The Phenom 300 has been the best-selling light jet for 12 years. That’s impressive.
The Phenom 300 won not only the best-selling jet over the 12 years, but also the most delivered jet over the 12 years. It also has won the twin-engine category for the last four consecutive years. It displaced the Cessna Citation XLS as the most flown aircraft measured by the flights in a 12-month period. It’s now the most flown business jet in the United States out of any business jet. You get the benefit of first-time buyers, owner pilots, corporations, fractional fleet charter and everybody else that buys that aircraft in one 12-month period. The Phenom 300 has the highest residual value. It’s clearly shown it’s got high dispatch reliability. It’s continuing to evolve in terms of its innovation, performance, technology and support.

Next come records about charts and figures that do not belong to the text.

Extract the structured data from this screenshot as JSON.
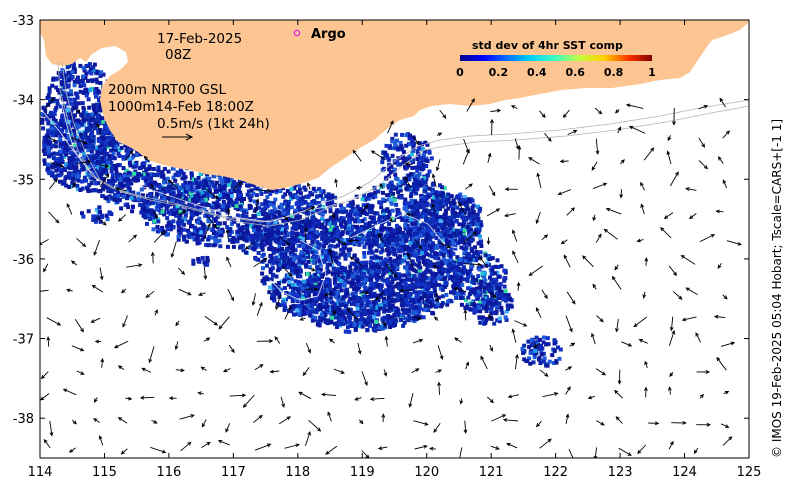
{
  "map": {
    "date": "17-Feb-2025",
    "hour": "08Z",
    "legend_line1": "200m  NRT00 GSL",
    "legend_line2": "1000m14-Feb 18:00Z",
    "scale_label": "0.5m/s (1kt 24h)",
    "argo_label": "Argo",
    "credit": "© IMOS 19-Feb-2025 05:04 Hobart; Tscale=CARS+[-1 1]",
    "colorbar": {
      "title": "std dev of 4hr SST comp",
      "ticks": [
        "0",
        "0.2",
        "0.4",
        "0.6",
        "0.8",
        "1"
      ],
      "range": [
        0,
        1
      ]
    },
    "x_axis": {
      "ticks": [
        "114",
        "115",
        "116",
        "117",
        "118",
        "119",
        "120",
        "121",
        "122",
        "123",
        "124",
        "125"
      ],
      "range": [
        114,
        125
      ]
    },
    "y_axis": {
      "ticks": [
        "-33",
        "-34",
        "-35",
        "-36",
        "-37",
        "-38"
      ],
      "range": [
        -38.5,
        -33
      ]
    },
    "colors": {
      "land": "#fdc592",
      "sst_low": "#0a1896",
      "sst_mid": "#1e5bd8",
      "bathymetry": "#b4b4b4",
      "argo_marker": "#e020e0"
    }
  }
}
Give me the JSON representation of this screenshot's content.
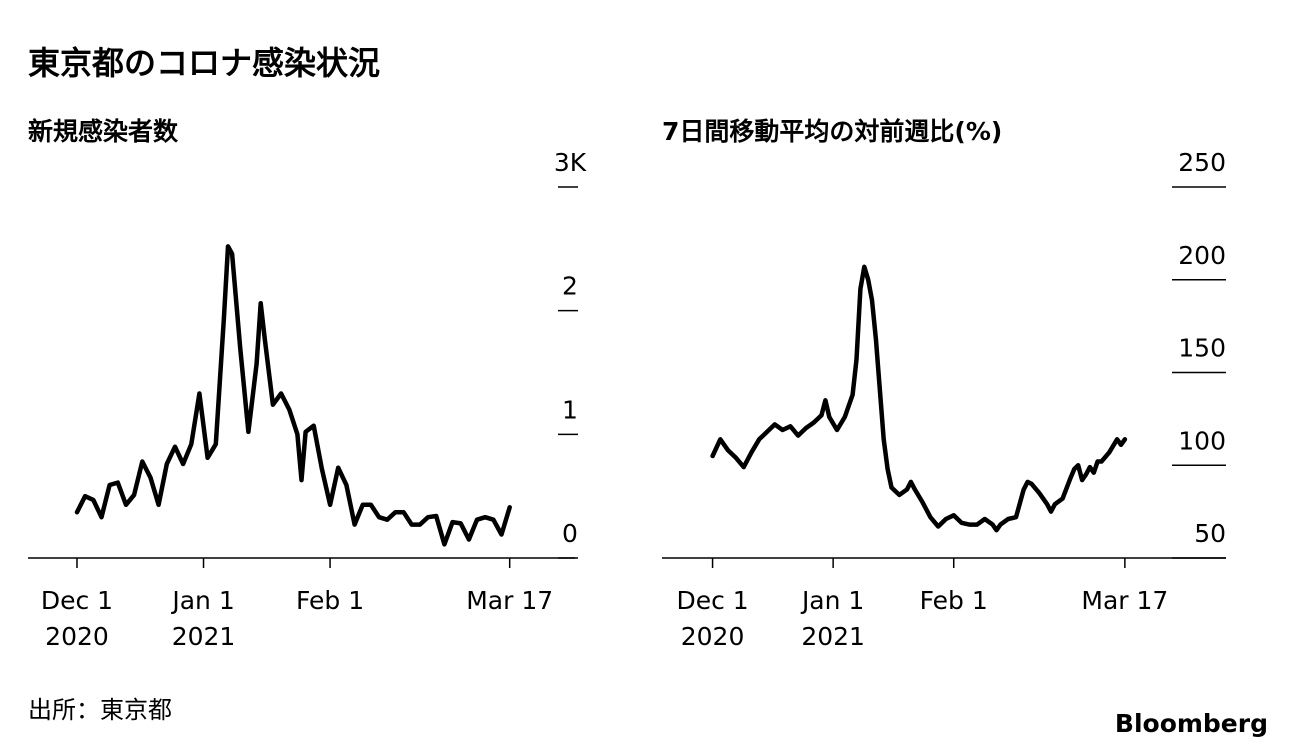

We continue to improve it. We added auto throttle, which was a big driver to a lot of the folks that operated the aircraft and were looking for that improvement that helps fuel efficiency. We added depth of support, because when you have about 780 aircraft in market, you need to add support to keep up with sales. We announcement in October 2023 that we’re doubling the training capacity with CAE In Las Vegas, which came online in the first quarter of this year. London is coming online in the third quarter. So that shows that we’re putting investment dollars and support into training of our customers because of the strength of sales and deliveries in that segment.
What impact has the single-pilot operation had for that aircraft?
We’ve had the benefit of single-pilot operations since the start of the program. For owner pilots of the Phenom 100 series E and EV—and now the EX, which we launched last year—that gives them operational versatility and efficiencies. It’s a natural transition from the 100 customers to the 300 because there is commonality between platforms in terms of all things Garmin and all things avionics such as stabilized approaches, predictive windshear, FlightStream 510 and Runway Overrun Awareness and Alerting System. With all of these things being common, that naturally helps us transition customers from the Phenom 100 to the 300 or the 300 customers to stay us with by transition to the 300E. It’s also enjoyed by both NetJets and Flexjet, which are the largest customers in take-rate in both segments.
How are you handling the potential crossover for customers who might operate Eve Air Mobility vehicles, too?
We’re conducting focus group discussions with customers from all the segments—agriculture to commercial, defense and executive jet. Those conversations are taking place so it’s too early to have any kind of traction. We have a full-stack solution for Eve—a 100% electric vehicle, a service support network already in place, the backing of Embraer as its largest stakeholder and an air traffic management solution through a partnership with Atech—that can be leveraged. We’re on track to bring it to market in late 2026 or early 2027.